A Basalt Headland Called Jellurgal
Burleigh Heads sits on a 27-hectare rocky headland of hexagonal basalt columns — the cooled-and-eroded remnant of lava flows from the ancient Tweed Volcano (Mount Warning), some 20 to 23 million years ago. The geological backbone of the suburb is what makes it dramatic: a steep wooded bluff falling into the Pacific at one end, a long patrolled beach to the north, and the calm-water mouth of Tallebudgera Creek to the south.
To the Yugambeh-speaking peoples of this coast, the headland has another name and another origin story. Jellurgal, meaning Dreaming Mountain, was created — according to Kombumerri Dreaming — by the giant Creator Spirit Jabreen, who rose from the sea and reshaped the dunes into stone. The sacred status of Jellurgal predates the Gold Coast by tens of thousands of years; you can still walk significant sites along the Oceanview Track today, including an ancient midden visible from the path.

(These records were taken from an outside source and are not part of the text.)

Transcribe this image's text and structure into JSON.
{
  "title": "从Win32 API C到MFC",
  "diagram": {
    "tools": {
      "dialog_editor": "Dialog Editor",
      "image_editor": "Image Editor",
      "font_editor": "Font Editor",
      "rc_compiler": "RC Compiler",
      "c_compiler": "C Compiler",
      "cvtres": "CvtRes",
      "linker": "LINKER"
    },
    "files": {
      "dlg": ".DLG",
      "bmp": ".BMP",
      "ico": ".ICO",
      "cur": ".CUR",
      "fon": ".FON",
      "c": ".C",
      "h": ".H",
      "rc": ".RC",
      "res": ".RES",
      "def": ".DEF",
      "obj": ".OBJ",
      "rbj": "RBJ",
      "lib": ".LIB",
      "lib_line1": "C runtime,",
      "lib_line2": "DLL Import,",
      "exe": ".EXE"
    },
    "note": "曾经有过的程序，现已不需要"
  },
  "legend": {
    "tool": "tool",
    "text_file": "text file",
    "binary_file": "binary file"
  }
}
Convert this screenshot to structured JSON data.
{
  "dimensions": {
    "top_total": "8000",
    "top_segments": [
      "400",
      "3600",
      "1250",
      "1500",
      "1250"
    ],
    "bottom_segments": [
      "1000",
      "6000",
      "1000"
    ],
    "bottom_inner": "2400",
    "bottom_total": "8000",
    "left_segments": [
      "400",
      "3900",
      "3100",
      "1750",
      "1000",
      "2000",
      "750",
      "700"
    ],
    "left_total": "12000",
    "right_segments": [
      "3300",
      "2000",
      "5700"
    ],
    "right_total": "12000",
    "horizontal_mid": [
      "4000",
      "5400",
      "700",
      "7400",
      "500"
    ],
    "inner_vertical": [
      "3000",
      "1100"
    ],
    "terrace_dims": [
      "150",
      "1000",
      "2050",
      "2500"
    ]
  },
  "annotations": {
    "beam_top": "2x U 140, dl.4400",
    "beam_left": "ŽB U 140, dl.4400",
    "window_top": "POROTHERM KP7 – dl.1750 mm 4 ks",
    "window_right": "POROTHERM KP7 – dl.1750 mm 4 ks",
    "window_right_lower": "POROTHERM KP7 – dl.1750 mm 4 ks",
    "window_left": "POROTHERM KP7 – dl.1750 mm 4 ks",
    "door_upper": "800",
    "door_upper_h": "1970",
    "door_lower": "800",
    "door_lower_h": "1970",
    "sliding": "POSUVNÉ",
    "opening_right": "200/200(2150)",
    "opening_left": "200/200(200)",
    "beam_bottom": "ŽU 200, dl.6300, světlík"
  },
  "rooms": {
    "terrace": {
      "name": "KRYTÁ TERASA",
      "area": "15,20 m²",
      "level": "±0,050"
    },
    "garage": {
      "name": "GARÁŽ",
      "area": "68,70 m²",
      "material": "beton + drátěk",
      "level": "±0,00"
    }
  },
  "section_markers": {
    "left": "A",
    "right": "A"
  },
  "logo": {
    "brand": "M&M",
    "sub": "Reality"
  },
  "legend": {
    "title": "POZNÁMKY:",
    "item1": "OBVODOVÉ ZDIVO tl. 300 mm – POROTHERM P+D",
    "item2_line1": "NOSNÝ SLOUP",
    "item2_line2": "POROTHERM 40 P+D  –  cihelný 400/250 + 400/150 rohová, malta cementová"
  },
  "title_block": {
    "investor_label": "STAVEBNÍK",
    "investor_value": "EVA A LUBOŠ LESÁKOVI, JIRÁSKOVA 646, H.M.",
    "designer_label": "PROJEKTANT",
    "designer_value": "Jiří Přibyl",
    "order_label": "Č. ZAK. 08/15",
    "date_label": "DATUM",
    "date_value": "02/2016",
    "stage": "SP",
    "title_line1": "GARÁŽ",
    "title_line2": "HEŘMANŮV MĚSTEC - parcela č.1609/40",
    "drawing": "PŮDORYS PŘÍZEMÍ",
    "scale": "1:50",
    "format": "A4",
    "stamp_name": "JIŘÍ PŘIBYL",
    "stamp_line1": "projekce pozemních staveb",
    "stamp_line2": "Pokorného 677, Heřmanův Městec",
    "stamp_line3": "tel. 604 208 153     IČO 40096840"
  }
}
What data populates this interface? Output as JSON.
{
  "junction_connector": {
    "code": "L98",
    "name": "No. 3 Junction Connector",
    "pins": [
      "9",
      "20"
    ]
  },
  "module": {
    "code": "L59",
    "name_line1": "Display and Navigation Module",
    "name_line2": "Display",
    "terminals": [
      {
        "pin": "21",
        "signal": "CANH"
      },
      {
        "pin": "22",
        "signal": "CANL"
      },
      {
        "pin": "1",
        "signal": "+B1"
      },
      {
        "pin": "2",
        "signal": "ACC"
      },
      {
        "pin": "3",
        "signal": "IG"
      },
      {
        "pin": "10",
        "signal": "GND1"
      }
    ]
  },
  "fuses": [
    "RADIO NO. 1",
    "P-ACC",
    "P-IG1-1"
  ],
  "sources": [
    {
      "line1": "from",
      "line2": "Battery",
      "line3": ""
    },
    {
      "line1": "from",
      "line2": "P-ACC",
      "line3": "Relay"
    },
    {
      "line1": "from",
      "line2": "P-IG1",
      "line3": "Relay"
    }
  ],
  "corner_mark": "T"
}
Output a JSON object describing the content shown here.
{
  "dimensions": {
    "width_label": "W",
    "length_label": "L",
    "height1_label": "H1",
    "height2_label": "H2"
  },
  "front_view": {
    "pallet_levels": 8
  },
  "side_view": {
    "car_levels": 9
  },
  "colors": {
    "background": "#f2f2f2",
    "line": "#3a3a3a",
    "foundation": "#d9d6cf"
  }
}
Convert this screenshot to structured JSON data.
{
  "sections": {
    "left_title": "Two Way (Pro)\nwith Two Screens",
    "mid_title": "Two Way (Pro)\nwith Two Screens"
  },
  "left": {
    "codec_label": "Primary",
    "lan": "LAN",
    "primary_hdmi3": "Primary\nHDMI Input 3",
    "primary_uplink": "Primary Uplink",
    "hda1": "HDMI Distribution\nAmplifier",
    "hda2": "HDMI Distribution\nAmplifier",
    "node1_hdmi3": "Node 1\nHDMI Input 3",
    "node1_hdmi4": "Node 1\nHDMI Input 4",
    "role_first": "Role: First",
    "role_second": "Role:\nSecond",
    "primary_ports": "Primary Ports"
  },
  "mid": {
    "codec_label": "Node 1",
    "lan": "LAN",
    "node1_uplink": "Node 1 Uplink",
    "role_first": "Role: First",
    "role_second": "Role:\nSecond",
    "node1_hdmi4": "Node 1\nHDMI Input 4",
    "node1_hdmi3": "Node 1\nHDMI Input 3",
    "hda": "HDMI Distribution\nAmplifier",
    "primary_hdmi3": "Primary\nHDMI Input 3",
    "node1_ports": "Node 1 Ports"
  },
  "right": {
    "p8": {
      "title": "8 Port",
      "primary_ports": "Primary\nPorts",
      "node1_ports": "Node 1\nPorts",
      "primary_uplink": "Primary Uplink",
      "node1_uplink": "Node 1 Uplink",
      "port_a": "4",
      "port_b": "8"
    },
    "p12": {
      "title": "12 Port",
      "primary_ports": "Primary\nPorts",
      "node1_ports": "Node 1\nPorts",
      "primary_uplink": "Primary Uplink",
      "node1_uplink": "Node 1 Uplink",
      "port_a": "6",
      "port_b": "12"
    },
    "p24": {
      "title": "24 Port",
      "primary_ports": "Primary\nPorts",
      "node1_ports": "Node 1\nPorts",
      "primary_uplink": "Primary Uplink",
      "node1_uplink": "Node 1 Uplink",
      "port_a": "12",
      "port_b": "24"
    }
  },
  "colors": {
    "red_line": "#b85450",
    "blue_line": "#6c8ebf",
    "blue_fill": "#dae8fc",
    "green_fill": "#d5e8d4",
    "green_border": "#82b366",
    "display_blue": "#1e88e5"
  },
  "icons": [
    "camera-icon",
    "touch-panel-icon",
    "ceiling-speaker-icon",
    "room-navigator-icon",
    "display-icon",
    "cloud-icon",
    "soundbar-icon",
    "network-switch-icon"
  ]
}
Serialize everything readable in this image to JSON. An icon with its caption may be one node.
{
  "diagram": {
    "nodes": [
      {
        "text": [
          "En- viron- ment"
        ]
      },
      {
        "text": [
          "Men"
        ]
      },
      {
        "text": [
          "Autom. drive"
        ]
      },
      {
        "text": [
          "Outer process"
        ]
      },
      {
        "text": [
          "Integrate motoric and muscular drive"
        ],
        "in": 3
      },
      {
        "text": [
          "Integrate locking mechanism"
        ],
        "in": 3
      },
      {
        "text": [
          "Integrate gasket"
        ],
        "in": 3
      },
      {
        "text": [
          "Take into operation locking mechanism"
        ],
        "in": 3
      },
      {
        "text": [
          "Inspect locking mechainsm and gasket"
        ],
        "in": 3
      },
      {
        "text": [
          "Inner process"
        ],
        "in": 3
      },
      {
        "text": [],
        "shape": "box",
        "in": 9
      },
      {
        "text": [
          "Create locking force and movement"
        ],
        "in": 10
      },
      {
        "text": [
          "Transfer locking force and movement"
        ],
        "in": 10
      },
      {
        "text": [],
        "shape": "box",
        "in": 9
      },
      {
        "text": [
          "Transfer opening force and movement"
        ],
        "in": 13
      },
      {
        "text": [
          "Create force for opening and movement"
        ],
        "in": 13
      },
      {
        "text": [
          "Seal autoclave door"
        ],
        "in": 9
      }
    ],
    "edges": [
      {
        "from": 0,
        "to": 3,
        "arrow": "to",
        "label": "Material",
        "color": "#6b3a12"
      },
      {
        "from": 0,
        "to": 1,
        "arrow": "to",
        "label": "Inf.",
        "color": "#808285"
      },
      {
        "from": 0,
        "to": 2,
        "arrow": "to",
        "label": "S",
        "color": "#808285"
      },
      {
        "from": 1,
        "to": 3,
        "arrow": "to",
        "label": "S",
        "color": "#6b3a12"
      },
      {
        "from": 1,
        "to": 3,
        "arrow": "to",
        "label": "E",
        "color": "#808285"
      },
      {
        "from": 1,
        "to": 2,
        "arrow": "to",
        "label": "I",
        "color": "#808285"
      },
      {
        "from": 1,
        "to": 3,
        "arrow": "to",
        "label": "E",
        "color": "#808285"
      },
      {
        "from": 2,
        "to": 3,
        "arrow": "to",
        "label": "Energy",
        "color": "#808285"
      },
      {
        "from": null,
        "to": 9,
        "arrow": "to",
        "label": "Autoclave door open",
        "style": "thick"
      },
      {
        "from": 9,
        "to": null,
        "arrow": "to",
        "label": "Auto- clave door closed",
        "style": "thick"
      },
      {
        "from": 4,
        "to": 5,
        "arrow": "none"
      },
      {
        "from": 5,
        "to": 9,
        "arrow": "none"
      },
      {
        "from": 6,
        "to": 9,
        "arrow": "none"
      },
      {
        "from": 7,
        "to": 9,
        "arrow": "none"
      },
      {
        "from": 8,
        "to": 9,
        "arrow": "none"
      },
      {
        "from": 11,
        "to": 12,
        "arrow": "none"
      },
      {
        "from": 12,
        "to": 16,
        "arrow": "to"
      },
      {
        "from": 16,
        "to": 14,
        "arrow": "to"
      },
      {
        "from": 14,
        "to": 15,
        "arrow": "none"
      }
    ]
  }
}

The Kombumerri families remain the Traditional Custodians of this Country, and the Jellurgal Aboriginal Cultural Centre at the southern base of the National Park is the active home of Yugambeh cultural sharing for the wider Gold Coast community. The headland that shapes the suburb is also a living cultural site — that distinction is worth holding while you walk it.